On Mon, 16 Sep 2019 17:13:42 +0200
Eric Auer <e.a...@jpberlin.de> wrote:

> Hi Jon,
> 
> 
> To answer the question which packages are BASE, check
> 
> > http://www.freedos.org/software/  
> 
> The idea is that BASE has similar functionality to what
> you get with a 3 floppy MS DOS installation or with the
> DOS mode of Windows 95 or 98. Of course there are very
> interesting packages in the other categories, but unless
> you have plenty of space, you will not usually want to
> install all from all categories! You probably will not
> even need everything from BASE, depending on your taste.

My question isn't actually what packages are in base. My question is, given the
presence of an existing MS-DOS install, what is the minimal set of packages
that would need to be unpacked onto the MS-DOS partition *in order to get the
package manager running*. Once the package manager is running under MS-DOS, I 
can use it to pull in any other desired components of FreeDOS, then add a boot
option for FreeDOS to GRUB.

Do I just need to install the package manager itself, or does it have other
dependencie? For instance, does it use batch scripts that require FreeCOM? Does
it, in general, require the presence of any FreeDOS components other than
itself?

 
> We did have older installers which tried to automatically
> insert FreeDOS at places where other MS operating systems
> already are present, but there are too many possibilities
> to smoothly handle them all and in particular new Windows
> versions have too little DOS in them for our installers to
> be able to properly edit multi boot related files. So this
> is something to be better done by hand. As experienced DOS
> user, you will understand how to do it and as human, you
> will be able to adjust it to your system :-)

Fair enough.
 
> Regarding your user space installer, where would you want to
> run it? Inside an existing DOS? Then it would have to leave
> the SYS and config / autoexec edit steps to the user, as too
> many variants are possible. It would basically just be some
> way to run the package manager with user-specified source and
> target locations and a wildcard list of packages to install.
> 
> Maybe some experienced package manager user can give us the
> syntax for doing exactly that with very little typing :-)
> 
> You would neither want to FDISK nor FORMAT when doing those
> steps from an already existing DOS, obviously, to keep that.

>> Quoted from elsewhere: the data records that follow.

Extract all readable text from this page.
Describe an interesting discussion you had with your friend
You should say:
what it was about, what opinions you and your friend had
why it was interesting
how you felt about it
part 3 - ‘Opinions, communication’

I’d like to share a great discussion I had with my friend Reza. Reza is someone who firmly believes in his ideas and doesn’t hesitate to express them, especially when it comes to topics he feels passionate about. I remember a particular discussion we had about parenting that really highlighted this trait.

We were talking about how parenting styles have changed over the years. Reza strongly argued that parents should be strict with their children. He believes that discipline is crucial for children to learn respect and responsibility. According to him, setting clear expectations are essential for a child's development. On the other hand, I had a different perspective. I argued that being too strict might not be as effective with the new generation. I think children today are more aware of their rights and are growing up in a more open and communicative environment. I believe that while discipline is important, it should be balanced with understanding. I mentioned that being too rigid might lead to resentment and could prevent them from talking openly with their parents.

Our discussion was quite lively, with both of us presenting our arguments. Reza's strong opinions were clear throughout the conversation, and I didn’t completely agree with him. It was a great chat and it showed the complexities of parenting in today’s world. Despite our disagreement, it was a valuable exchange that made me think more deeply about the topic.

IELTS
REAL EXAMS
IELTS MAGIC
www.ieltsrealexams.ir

The userspace installer is a separate idea from the "within DOS" installer, and
would run from within a multitasking OS such as *nix or Windows (modern 
NT-kernel Windows, not DOS-kernel Windows). The primary component would be a
*nix or Win32/64 implementation of the FreeDOS package manager, which would
unpack FreeDOS packages selected by the user to the mountpoint of a specified
FAT partition or disk image. Optional functions could include writing a boot
sector and providing a default autoexec.bat / config.sys when there is not an
existing DOS installation on the disk / image provided, and potentially even
creating a new disk image or partitioning a disk. If the above optional features
were included, it present the user with the following menu when run:

"Welcome to the FreeDOS installer for Linux!

Do you want to:
1) Manage FreeDOS packages on a FAT partition mounted on this machine?
2) Create a FreeDOS disk image for use in a virtual machine?
3) Install FreeDOS to an unused disk or partition on this machine?"